Salah satu keuntungan sekaligus kekurangan sistem demokrasi di negara kita adalah suara semua pemilih sama nilainya. Sebab pemenang pilpres tidak ditentukan oleh kualitas siapa yang memilih tetapi kuantitas jumlah pemberi suara. Maka jika keadilan semata-mata diartikan sama rata maka dibalik kotak suara adalah wujud salah satunya. Seberapa validpun argumen memilih satu kandidat sama saja hitungannya dengan seberapa hoakspun argumen memilihnya. Satu suara orang waras sama dengan satu suara orang gila. Jangan salah, orang gila tidak saja selalu yang sering kita temui setengah telanjang dan awut-awutan di pinggir jalan tetapi orang
gila juga termasuk yang gila kekuasaan.
Di balik kotak, suara yang berangkat dari akal sehat sama dengan dengan suara suara orang mabuk. Jangan salah lagi, orang mabuk tak selalu mereka yang berlebihan menenggak minuman keras tetapi juga mereka yang mabuk agama. Suara seorang Sri Mulyani Indrawati sama dengan suara Neno Warisman. Suara seorang Gus Mus sama dengan suara seorang Habib Rizieq. Eh Habib Rizieq jadi pulang mencoblos tidakkah? Atau blio mencoblos di Arab saja biar lebih syariah dan lebih berkah gitu?
Peluang ini sebenarnya memberi kesempatan yang terbuka lebar untuk saling mempengaruhi dan memperebutkan suara. Para kandidat dan suporter dari garis keras sampai garis loyo berlomba-lomba mempromosikan jagoannya.
Serangan kepada pihak lain juga rasanya sah-sah saja asal memang sesuai koridor dan faktanya memang demikian.
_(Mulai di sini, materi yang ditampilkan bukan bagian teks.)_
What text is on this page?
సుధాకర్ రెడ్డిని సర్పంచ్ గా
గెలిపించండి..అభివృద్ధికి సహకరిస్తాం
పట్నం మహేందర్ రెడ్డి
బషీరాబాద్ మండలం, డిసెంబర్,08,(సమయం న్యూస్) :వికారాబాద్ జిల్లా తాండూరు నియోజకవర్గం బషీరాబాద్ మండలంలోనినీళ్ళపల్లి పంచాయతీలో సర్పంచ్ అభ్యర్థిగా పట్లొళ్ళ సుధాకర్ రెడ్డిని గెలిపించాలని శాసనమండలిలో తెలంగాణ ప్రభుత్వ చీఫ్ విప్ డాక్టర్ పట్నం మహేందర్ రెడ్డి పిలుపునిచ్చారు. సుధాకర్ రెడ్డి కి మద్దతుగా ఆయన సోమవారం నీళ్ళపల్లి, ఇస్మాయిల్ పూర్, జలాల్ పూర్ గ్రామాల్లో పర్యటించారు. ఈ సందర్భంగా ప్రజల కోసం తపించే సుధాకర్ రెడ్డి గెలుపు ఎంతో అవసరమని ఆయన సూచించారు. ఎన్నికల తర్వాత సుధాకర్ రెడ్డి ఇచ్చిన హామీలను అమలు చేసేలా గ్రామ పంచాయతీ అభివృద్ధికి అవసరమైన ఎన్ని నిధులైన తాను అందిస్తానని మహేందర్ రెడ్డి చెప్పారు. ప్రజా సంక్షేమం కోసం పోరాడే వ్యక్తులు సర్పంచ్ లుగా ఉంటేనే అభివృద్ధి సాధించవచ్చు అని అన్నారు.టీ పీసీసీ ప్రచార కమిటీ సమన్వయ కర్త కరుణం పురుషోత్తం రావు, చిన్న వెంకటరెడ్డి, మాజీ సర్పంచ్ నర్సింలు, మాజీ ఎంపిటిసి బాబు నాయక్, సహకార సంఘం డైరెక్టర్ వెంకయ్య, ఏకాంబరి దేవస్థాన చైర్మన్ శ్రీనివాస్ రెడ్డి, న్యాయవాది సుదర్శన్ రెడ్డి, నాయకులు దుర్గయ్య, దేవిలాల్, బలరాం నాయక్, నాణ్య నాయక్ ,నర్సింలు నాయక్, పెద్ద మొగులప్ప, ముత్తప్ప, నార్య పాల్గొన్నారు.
Tetapi inimi juga masalahnya. Saling serang antar kubu seringkali jauh melenceng dari argumen-argumen logis yang menyehatkan akal dan barometer kebenaran. Yah memang sih semua tentu merasa memperjuangkan kebenaran. Kebenaran kan seringkali tergantung di mana ia berdiri. Tetapi ada standar dan syarat-syarat yang harus dipenuhi untuk menyebutnya mengklaim kebenaran. Ada kaidah-kaidah yang tak bisa diabaikan saja sehingga argumennya tidak ngawur dan kacau. Sehingga klaim-klaimnya valid dan terpercaya sebab berlandaskan data fakta. Kalau semuanya berangkat dari keilmuwan dan memenuhi syarat-syarat tentu tidak ada masalah. Malah bagus sebab dapat menambah kadar keilmuwan dan pengetahuan. Pada akhirnya kita memilih yang terbaik dari yang terbaik. Sebab kandidat yang satu lebih mumpuni dari kandidat lainnya.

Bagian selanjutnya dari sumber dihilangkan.